Dean Smith and I met last night for a very thorough tour of Matthew Barney’s installation at SFMoMA. We really put a lot into it. His work demands it. It takes and takes, asking so much of its viewer, and at times seemed worth the investment. Otherwise, if you’re not willing to read about what he’s up to, or call the special cellphone hotline at various points in the museum, the work itself doesn’t seem to contain or convey much about experience or form. Sometimes the sheer theatricality or spectacle, or ambition, is thrilling, but I don’t know, sometimes it seems like he just needs a good editor. Like ditch the photo stills from the films. The films are great, but the stills don’t extend the narrative or experience, they just locate the work as a capitalist venture, okay, consistent with his underlying themes, but if I were the King of the World, I’d strip it all down. I bumped in Jonathan Katz and suggested that Barney should really make a gay porn film to end his career–all this struggle building up to some revelatory Man-on-Man action. Björk and the kids can sing at the commitment ceremony. I see blubber, lots of slippery blubber.
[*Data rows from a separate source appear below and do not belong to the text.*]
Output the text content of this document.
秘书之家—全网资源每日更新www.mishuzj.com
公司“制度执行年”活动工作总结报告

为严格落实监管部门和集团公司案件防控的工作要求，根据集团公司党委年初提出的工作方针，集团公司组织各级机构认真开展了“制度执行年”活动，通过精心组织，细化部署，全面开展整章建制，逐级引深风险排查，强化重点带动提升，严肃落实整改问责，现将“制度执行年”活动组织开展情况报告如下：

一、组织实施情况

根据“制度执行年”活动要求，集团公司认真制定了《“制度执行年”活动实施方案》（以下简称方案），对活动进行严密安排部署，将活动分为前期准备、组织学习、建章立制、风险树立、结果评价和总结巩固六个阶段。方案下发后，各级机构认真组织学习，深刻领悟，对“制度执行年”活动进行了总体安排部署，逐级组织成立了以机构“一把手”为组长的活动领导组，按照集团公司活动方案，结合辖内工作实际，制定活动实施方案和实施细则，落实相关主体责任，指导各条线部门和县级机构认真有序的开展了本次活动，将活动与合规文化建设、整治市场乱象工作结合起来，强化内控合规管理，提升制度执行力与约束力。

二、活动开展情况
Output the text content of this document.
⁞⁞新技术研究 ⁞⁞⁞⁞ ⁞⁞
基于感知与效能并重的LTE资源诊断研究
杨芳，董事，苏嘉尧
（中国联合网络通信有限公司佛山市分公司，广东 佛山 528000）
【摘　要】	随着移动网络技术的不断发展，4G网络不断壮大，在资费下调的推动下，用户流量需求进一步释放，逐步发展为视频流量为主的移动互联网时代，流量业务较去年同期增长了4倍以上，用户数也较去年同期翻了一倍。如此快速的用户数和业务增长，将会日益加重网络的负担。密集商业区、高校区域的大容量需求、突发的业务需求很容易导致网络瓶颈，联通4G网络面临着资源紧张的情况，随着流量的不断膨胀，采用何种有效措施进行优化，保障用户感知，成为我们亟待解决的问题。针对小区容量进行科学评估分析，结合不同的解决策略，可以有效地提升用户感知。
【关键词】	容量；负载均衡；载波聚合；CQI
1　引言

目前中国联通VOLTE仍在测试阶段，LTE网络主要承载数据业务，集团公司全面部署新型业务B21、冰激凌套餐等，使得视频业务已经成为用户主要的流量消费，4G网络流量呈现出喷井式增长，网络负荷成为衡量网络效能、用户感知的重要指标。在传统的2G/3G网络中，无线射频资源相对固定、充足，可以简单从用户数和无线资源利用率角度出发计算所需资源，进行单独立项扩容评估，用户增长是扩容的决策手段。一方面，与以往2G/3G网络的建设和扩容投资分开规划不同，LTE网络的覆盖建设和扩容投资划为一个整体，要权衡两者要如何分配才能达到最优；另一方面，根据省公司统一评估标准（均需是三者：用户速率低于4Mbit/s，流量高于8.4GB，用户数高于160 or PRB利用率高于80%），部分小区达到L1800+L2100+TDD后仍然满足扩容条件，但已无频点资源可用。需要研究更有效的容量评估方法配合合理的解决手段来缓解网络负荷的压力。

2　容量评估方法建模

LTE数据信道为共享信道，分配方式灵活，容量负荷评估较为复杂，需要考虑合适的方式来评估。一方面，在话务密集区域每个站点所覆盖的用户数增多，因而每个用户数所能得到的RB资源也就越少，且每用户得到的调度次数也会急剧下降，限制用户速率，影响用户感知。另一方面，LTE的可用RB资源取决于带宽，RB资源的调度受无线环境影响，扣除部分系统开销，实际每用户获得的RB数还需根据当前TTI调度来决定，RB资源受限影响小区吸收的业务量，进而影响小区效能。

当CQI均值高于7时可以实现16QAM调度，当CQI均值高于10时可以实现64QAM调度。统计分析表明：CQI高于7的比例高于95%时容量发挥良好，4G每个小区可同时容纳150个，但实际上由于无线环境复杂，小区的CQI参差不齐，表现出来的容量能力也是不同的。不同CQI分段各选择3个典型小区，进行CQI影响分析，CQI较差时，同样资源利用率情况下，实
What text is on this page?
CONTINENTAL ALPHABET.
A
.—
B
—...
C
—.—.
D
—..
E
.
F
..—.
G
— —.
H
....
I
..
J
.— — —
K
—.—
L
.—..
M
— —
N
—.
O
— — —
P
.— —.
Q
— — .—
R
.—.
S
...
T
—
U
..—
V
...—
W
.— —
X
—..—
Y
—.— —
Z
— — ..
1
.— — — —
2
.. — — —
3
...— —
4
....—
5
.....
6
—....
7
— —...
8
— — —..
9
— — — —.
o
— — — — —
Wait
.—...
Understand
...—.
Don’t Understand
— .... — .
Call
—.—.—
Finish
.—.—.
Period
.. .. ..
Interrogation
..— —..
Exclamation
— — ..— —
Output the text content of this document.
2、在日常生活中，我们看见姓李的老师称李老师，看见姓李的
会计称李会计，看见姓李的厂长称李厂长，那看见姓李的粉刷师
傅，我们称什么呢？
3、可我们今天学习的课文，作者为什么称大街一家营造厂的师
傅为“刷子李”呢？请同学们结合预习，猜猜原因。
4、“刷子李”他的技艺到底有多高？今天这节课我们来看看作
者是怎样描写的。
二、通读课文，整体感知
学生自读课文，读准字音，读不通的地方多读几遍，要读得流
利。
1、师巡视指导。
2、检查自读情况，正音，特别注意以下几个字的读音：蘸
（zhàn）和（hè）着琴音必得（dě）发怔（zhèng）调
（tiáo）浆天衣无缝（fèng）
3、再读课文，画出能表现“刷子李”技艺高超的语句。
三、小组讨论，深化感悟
I’d really never think of re-imagining someone else’s work, or sexual idenity, but my obsessive compulsive side just can’t take it when I get near a Matthew Barney.

Downstairs, one is treated to remarkable photos from Japanese post-war photographer, Shomei Tomatsu. This is what inspired my Barney rant–his work is so moving, and like, there, in the image, contained within the frame. The content and formal qualities support and extend each other. The images are of the effects of the atomic bomb, the influence of American military and pop culture, and the impact of the Japanese economic boom–quietly powerful works that stand in stark contrast to the grand empty gestures upstairs.

Tonight Davide came over for L’Avventura. Rather than focus on the isolation, desolation, and impotence of the characters, I got lost in Monica Vitti’s hair–the way it reflects light, defies gravity–kinetic and wild, yet always with form and visual dazzle. It deserves its own Special Mention at the Cannes Film Festival.